No one has been arguing against proactive censorship, but while Facebook took the time, money and manpower to do it properly, Tumblr took a shotgun approach and shot itself in the foot. People are against the absolutely disgusting way Tumblr enacted a blanket ban that was haphazardly done without solving any of the real problems.
Here's the thing - When the nsfw content ban came in, the bot was so poorly coded that it was a joke at what it was marking as nsfw. Someone did an experiment where they took a photograph of a
Raindrop Cake and made copies of it in different hues and shades - One normal, one blue, one green and the third pink. Of the four images, one got tagged as nsfw. Care to guess which colour? Hint, rhymes with "think". Because the bot was only checking for certain shades of colours. Not shapes, not words, not tags, just colours. Which ended up with a lot of content inaccurately being tagged as "nsfw" and accounts/blogs getting warnings, despite the fact that they contained no nsfw content.
But let's continue with some of the other problems with Tumblr, shall we? Like the pornbot problem that is infesting that website. I stopped using it in 2016 and it was a major problem then and from I understand, the problem has gotten worse. To the point where the only concentrated effort to get rid of them wasn't by the staff, but by organised groups of users reporting those bots. Because that right there is proactive censorship. And it wasn't done by the staff.

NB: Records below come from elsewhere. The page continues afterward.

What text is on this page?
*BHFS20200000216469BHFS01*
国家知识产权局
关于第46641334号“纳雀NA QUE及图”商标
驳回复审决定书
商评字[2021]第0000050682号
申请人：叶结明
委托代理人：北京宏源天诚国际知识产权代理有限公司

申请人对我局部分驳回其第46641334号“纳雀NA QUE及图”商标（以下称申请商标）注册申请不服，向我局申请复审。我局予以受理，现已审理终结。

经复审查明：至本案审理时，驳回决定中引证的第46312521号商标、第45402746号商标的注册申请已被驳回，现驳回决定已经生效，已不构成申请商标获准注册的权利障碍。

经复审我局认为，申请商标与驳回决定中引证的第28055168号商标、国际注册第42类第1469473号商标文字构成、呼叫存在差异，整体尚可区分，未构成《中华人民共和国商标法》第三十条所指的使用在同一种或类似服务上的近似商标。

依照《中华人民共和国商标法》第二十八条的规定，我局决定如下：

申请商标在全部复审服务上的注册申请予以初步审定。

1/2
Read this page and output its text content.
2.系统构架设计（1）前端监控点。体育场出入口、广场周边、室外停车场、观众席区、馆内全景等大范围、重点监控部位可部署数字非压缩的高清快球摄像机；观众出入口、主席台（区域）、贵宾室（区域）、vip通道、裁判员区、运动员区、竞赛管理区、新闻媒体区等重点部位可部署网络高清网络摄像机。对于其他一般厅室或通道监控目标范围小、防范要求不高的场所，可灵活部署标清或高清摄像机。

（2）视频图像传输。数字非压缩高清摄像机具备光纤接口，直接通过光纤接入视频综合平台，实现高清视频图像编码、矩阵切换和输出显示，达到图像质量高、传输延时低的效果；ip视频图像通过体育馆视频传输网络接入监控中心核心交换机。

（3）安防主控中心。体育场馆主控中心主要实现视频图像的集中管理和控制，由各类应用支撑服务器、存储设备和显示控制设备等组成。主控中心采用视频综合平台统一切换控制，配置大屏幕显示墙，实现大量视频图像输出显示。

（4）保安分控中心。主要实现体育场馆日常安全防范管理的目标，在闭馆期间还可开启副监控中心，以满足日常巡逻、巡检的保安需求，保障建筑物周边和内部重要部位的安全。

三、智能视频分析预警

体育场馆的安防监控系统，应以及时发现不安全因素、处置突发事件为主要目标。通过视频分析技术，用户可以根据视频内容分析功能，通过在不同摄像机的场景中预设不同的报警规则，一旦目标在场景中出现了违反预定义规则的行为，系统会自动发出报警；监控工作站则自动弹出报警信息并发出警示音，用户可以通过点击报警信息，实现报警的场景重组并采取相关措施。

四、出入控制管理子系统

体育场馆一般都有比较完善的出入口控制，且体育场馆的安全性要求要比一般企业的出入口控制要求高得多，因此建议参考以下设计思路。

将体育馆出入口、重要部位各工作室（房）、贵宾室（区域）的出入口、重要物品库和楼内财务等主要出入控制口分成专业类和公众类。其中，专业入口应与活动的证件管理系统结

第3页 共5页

Moving on, the vast majority of blogs that have been affected by the adult content ban has been the LGBT community, with many blogs suffering from the false positive of the NSFW bot. These weren't porn blogs and they certainly weren't filled with nsfw content. They were often blogs where people could go to gain a measure of sex education in a community that is woefully underrepresented by the mainstream. It
was a safe place for the LGBT, something rather lacking on the internet these days.
And never mind that the "female presenting nipple" that led the way in Tumblr's sledgehammer approach to censorship has the umbrella effect of covering breast-feeding, mastectomies and gender reassignment surgery. So that's new mothers losing another resource to help them learn how to take care of their child, cancer patients losing another place where they could continue their recovery and trans-individuals losing another place where they could be comfortable with becoming the real them.
Then you have the fact that while adult content might be bad, extreme right wing and white power blogs remain untouched by Tumblr's new policies. Because apparently nipples are far more dangerous than fascism and racism.